The IRS Tax Assessment
We typically assess our Federal income tax liability by computing it and reporting it to the IRS each year. The IRS accepts these self-computed amounts in most cases. It simply notes the tax liability in its computer system. This notation is referred to as “assessing” the tax.
In other cases the IRS changes the amount of tax reported on the taxpayer’s tax return. It is also common for the IRS to add tax liabilities where the taxpayer did not file tax returns. There are a number of rules the IRS has to follow in doing this.
The Notice of Deficiency
One of the rules is that the IRS may not increase the amount of tax without first mailing the taxpayer a notice of deficiency. The notice of deficiency is simply a letter saying that the additional amount of tax is due and affording the taxpayer the right to contest the increase.
To be valid, the notice of deficiency must be mailed to the taxpayer’s last known address.

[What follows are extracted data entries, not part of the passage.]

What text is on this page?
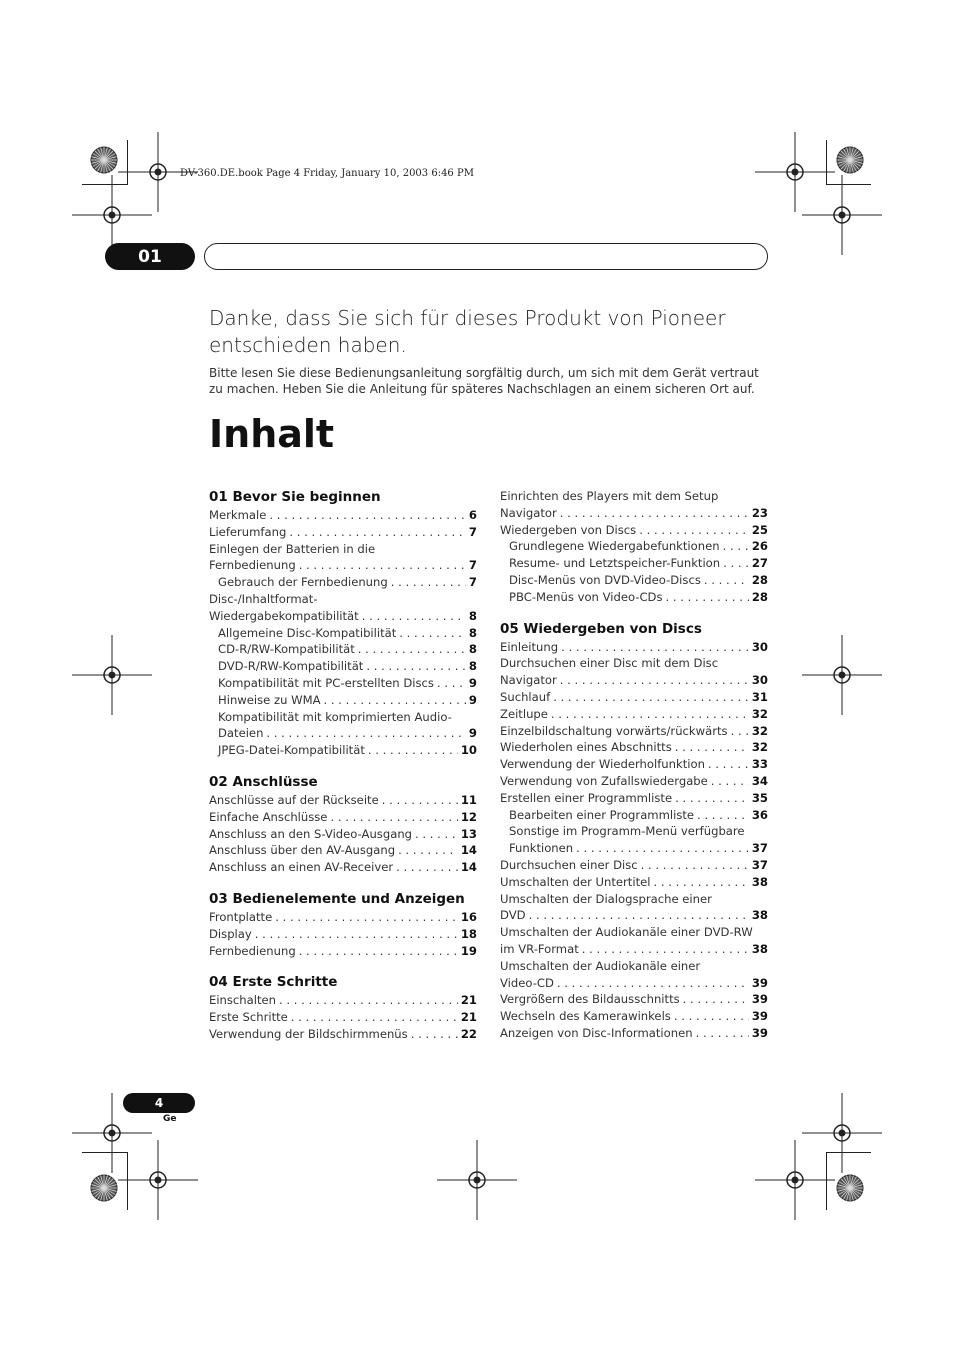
DV-360.DE.book Page 4 Friday, January 10, 2003 6:46 PM
01
Danke, dass Sie sich für dieses Produkt von Pioneer entschieden haben.
Bitte lesen Sie diese Bedienungsanleitung sorgfältig durch, um sich mit dem Gerät vertraut zu machen. Heben Sie die Anleitung für späteres Nachschlagen an einem sicheren Ort auf.
Inhalt
01 Bevor Sie beginnen
Merkmale . . .	6
Lieferumfang . . .	7
Einlegen der Batterien in die
Fernbedienung . . .	7
Gebrauch der Fernbedienung . . .	7
Disc-/Inhaltformat-
Wiedergabekompatibilität . . .	8
Allgemeine Disc-Kompatibilität . . .	8
CD-R/RW-Kompatibilität . . .	8
DVD-R/RW-Kompatibilität . . .	8
Kompatibilität mit PC-erstellten Discs . . .	9
Hinweise zu WMA . . .	9
Kompatibilität mit komprimierten Audio-
Dateien . . .	9
JPEG-Datei-Kompatibilität . . .	10
02 Anschlüsse
Anschlüsse auf der Rückseite . . .	11
Einfache Anschlüsse . . .	12
Anschluss an den S-Video-Ausgang . . .	13
Anschluss über den AV-Ausgang . . .	14
Anschluss an einen AV-Receiver . . .	14
03 Bedienelemente und Anzeigen
Frontplatte . . .	16
Display . . .	18
Fernbedienung . . .	19
04 Erste Schritte
Einschalten . . .	21
Erste Schritte . . .	21
Verwendung der Bildschirmmenüs . . .	22
Einrichten des Players mit dem Setup
Navigator . . .	23
Wiedergeben von Discs . . .	25
Grundlegene Wiedergabefunktionen . . .	26
Resume- und Letztspeicher-Funktion . . .	27
Disc-Menüs von DVD-Video-Discs . . .	28
PBC-Menüs von Video-CDs . . .	28
05 Wiedergeben von Discs
Einleitung . . .	30
Durchsuchen einer Disc mit dem Disc
Navigator . . .	30
Suchlauf . . .	31
Zeitlupe . . .	32
Einzelbildschaltung vorwärts/rückwärts . . . 32
Wiederholen eines Abschnitts . . .	32
Verwendung der Wiederholfunktion . . .	33
Verwendung von Zufallswiedergabe . . .	34
Erstellen einer Programmliste . . .	35
Bearbeiten einer Programmliste . . .	36
Sonstige im Programm-Menü verfügbare
Funktionen . . .	37
Durchsuchen einer Disc . . .	37
Umschalten der Untertitel . . .	38
Umschalten der Dialogsprache einer
DVD . . .	38
Umschalten der Audiokanäle einer DVD-RW
im VR-Format . . .	38
Umschalten der Audiokanäle einer
Video-CD . . .	39
Vergrößern des Bildausschnitts . . .	39
Wechseln des Kamerawinkels . . .	39
Anzeigen von Disc-Informationen . . .	39
4
Ge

This is typically the address the taxpayer provided on its last tax return that was mailed to the IRS. This requirement only means that the IRS has to mail the notice, not that the taxpayer has to receive the notice.
Mailed to the Correct Address
There have been a number of court cases involving questions as to whether the IRS mailed the notice to the correct address. Some of these cases address situations where the IRS notices were returned to the IRS as undeliverable. This can make it more difficult for the IRS to show that the notice was actually mailed to the correct address. Some taxpayers have had their tax assessments overturned by the courts based on this.
This generally only happens when the IRS can not show that the notices were in fact mailed to the correct address. The IRS will often establish that that the notice was mailed to the correct address by having an IRS employee testify as to notations in the IRS’s records. The courts will often accept this evidence on its face.
Of course, the IRS records actually have to have these notations in order for the IRS employee to testify that they do. The IRS’s records may or may not reflect that the tax assessment was mailed to the correct address. The IRS typically does not volunteer this information. It is up to taxpayers to inquire about what the IRS’s records say.
The take-aways are that taxpayers (1) should not intentionally avoid the receipt of mail from the IRS and (2) should consider contesting the liability if they did not receive a notice of deficiency from the IRS.